Dans un Nord-Kivu de plus en plus secoué par les violences armées et les incertitudes économiques, des jeunes choisissent de bâtir plutôt que fuir. C’est le cas de Joël Mawiro, 28 ans, fondateur de « Be Happy Pressing », une start-up de lavage et blanchisserie installée à Goma, qui se positionne comme une réponse concrète à la crise du chômage et à l’effondrement du tissu social.
Dans un contexte où la chute récente de la ville de Goma entre les mains du mouvement rebelle M23 a ravivé les tensions, provoqué de nouveaux déplacements massifs de population et fragilisé l’économie locale, la résilience entrepreneuriale de jeunes comme Joël Mawiro prend tout son sens.
« Quand la peur et la misère gagnent du terrain, il faut tenir debout. J’ai lancé Be Happy Pressing pour montrer qu’on peut résister autrement : par le travail, la dignité et la solidarité. C’est ma réponse à la violence », affirme le jeune entrepreneur avec calme.
Entre désespoir ambiant et volonté de reconstruire
La crise actuelle n’épargne personne. L’inflation galopante, la fermeture de petites entreprises, les coupures d’électricité fréquentes et l’insécurité ont mis à genoux des milliers de familles dans la province. Pourtant, Joël Mawiro a fait le choix de rester et investir localement.
« Beaucoup de jeunes abandonnent ou rêvent de partir. Mais moi, j’ai choisi de construire ici, malgré les bombes, malgré la pauvreté. Je veux que ma génération sache qu’il est encore possible de se battre avec des idées, pas des armes », ajoute-t-il.
Avec Be Happy Pressing, Joël emploie six jeunes issus de quartiers précaires. Ensemble, ils lavent des vêtements, mais surtout, ils restaurent la confiance en soi, la discipline et l’envie de bâtir un meilleur avenir.
Une entreprise contre les anti valeurs
Dans un environnement où les anti valeurs comme le favoritisme, la corruption ou la trahison sont devenus presque normaux, Joël se veut intransigeant : « Je ne veux pas réussir en m’associant à des pratiques tordues. On peut être pauvre, mais rester digne. Mon entreprise n’est pas seulement un pressing : c’est un symbole. Ici, tout se mérite, tout se gagne par le travail ».
L’économie comme instrument de paix
Joël est convaincu que la solution durable au conflit dans l’Est de la RDC passera par l’emploi des jeunes et leur autonomisation. Il voit l’entrepreneuriat comme un acte politique et pacificateur.
« Donner un emploi à un jeune, c’est lui enlever une arme des mains. Chaque repassage, chaque lessive ici, c’est un acte de résistance à la guerre », déclare-t-il.
Une vision tournée vers l’avenir
Malgré les difficultés, Joël rêve grand.
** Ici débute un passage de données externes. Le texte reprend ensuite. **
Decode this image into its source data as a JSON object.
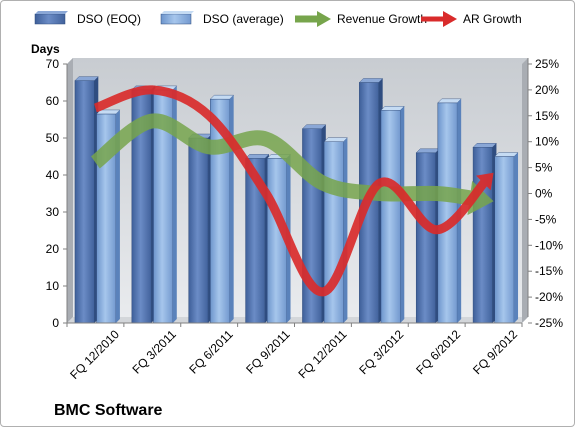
{
  "chart_data": {
    "type": "bar",
    "title": "",
    "footer_label": "BMC Software",
    "ylabel": "Days",
    "y2label": "",
    "categories": [
      "FQ 12/2010",
      "FQ 3/2011",
      "FQ 6/2011",
      "FQ 9/2011",
      "FQ 12/2011",
      "FQ 3/2012",
      "FQ 6/2012",
      "FQ 9/2012"
    ],
    "ylim": [
      0,
      70
    ],
    "yticks": [
      0,
      10,
      20,
      30,
      40,
      50,
      60,
      70
    ],
    "y2lim": [
      -25,
      25
    ],
    "y2ticks": [
      "25%",
      "20%",
      "15%",
      "10%",
      "5%",
      "0%",
      "-5%",
      "-10%",
      "-15%",
      "-20%",
      "-25%"
    ],
    "y2tick_values": [
      25,
      20,
      15,
      10,
      5,
      0,
      -5,
      -10,
      -15,
      -20,
      -25
    ],
    "legend_position": "top",
    "grid": false,
    "series": [
      {
        "name": "DSO (EOQ)",
        "kind": "bar",
        "axis": "left",
        "color": "#5b7bb4",
        "values": [
          65.5,
          63,
          50,
          44.5,
          52.5,
          65,
          46,
          47.5
        ]
      },
      {
        "name": "DSO (average)",
        "kind": "bar",
        "axis": "left",
        "color": "#8fb4e3",
        "values": [
          56.5,
          63,
          60.5,
          44.5,
          49,
          57.5,
          59.5,
          45
        ]
      },
      {
        "name": "Revenue Growth",
        "kind": "arrow-line",
        "axis": "right",
        "color": "#77a54c",
        "values": [
          6,
          14,
          9,
          10.5,
          2,
          0,
          0,
          -1.5
        ]
      },
      {
        "name": "AR Growth",
        "kind": "arrow-line",
        "axis": "right",
        "color": "#d92b2b",
        "values": [
          16.5,
          20,
          15,
          0,
          -19,
          2,
          -7,
          4
        ]
      }
    ]
  }
}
Il projette d’ouvrir d'autres succursales dans les territoires reculés du Nord-Kivu, d’installer un centre de formation aux métiers de la blanchisserie et de sensibiliser les jeunes à l’entrepreneuriat éthique.
« Be Happy Pressing, ce n’est pas que pour faire joli. C’est une vision. Une vision où la paix ne se négocie pas dans les salons, mais se construit dans nos rues, nos quartiers, nos ateliers. Je veux qu’on se batte autrement », conclut-il.